Dari kelima tersangka yang merupakan pendekar itu tiga diantaranya adalah Eky Arda Firmansyah (18) warga Dusun Nyamplung, Desa Sumokali, Kecamatan Candi, Alsa Riskun Nada (19) warga Desa Sumokali, Kecamatan Candi dan BIR (19) warga Desa Sidokare, Kecamatan Sidoarjo.
Sedangkan dua tersangka lainnya yang masih berusia di bawah umur adalah PEF (16) warga Kelurahan Pakis, Kecamatan Sawahan, Kota Surabaya dan FML (16) warga Desa Sumokali, Kecamatan Candi. Mereka merupakan anggota salah satu perguruan pencak silat yang ada di Sidoarjo.
"Kami terpaksa turun ke jalan itu, karena ada warga yang menghina perguruan silat kami Pak. Jadi dalam kasus ini, kami memang ingin tawuran. Makanya saya bawa palu itu," ujar salah seorang tersangka saat ditanya Kapolresta Sidoarjo, Kombes Pol Kusumo Wahyu Bintoro, Rabu (07/12/2022) petang.

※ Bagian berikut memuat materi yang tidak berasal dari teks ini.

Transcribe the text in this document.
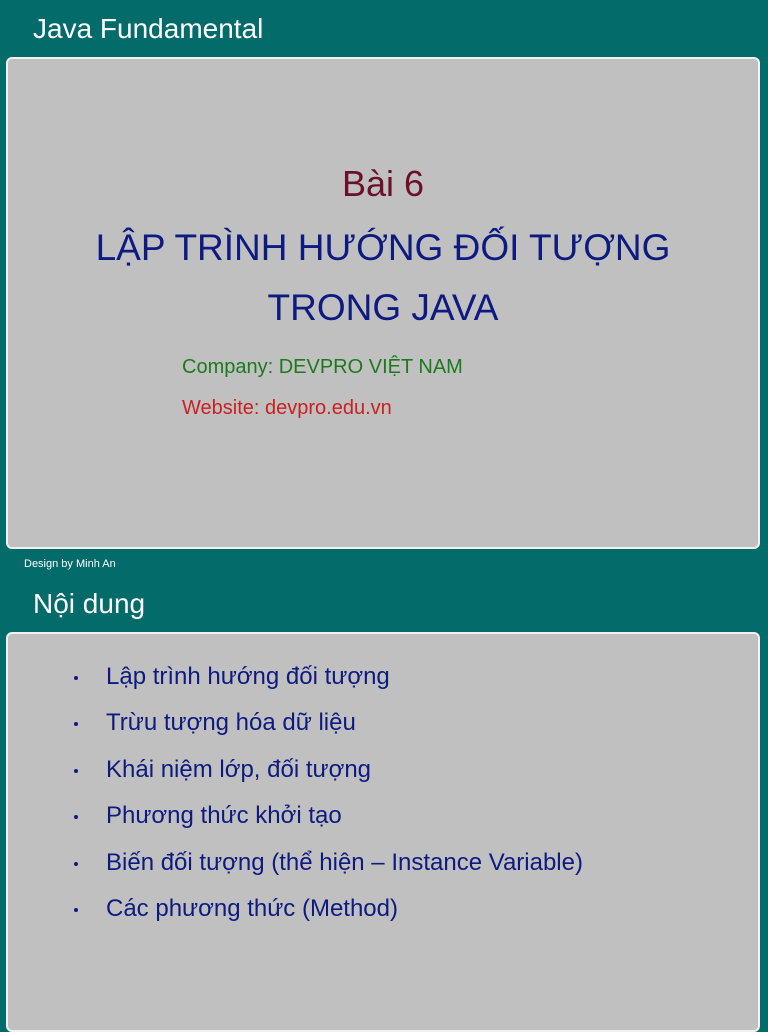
Java Fundamental
Bài 6
LẬP TRÌNH HƯỚNG ĐỐI TƯỢNG
TRONG JAVA
Company: DEVPRO VIỆT NAM
Website: devpro.edu.vn
Design by Minh An
Nội dung
Lập trình hướng đối tượng
Trừu tượng hóa dữ liệu
Khái niệm lớp, đối tượng
Phương thức khởi tạo
Biến đối tượng (thể hiện – Instance Variable)
Các phương thức (Method)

Kusumo menceritakan, awalnya perguruan silat para tersangka ditantang melalui Media Sosial (Medsos) oleh oknum perguruan pencak silat lainnya untuk diajak tawuran. Kemudian, para tersangka bersama puluhan anggota lainnya berusaha mencari anggota perguruan silat yang menantang itu. Saat melintas di lokasi kejadian yakni di JL Diponegoro Kota Sidoarjo para tersangka merasa seolah-olah diteriaki itu.
"Seketika kelompok para tersangka terpancing dan emosi. Mereka lalu membacok korban IWM (28) di bagian betis kanan dan kirinya hingga korban terluka. Para tersangka juga merusak motor Honda Supra milik MKM (19) warga Kelurahan Lemahputro Sidoarjo. Kondisi Jok robek, panel speedometer pecah, slebor depan pecah dan lampu belakang pecah," ungkap Kusumo.
Rinciannya tersangka Eky Arda Firmansyah memukul totok lampu bagian depan dengan menggunakan palu sebanyak dua kali. Tersangka Alsa Riskun Nada tidak kalah beringasnya. Alsa memukulkan ruyung mengenai bagian jok sebanyak dua kali dan di bagian slebor depan sebanyak dua kali. Sedangkan tersangka BIR berperan nemukulkan batu ke arah sepeda motor satu kali mengenai sekok atau arem belakang sebelah kiri.
"Sedangkan tersangka PEF memukul motor memakai besi kunci shock berbentuk L dan tersangka FML memukul bodi depan kiri motor sebanyak tiga kali menggunakan besi cetok itu," tegasnya.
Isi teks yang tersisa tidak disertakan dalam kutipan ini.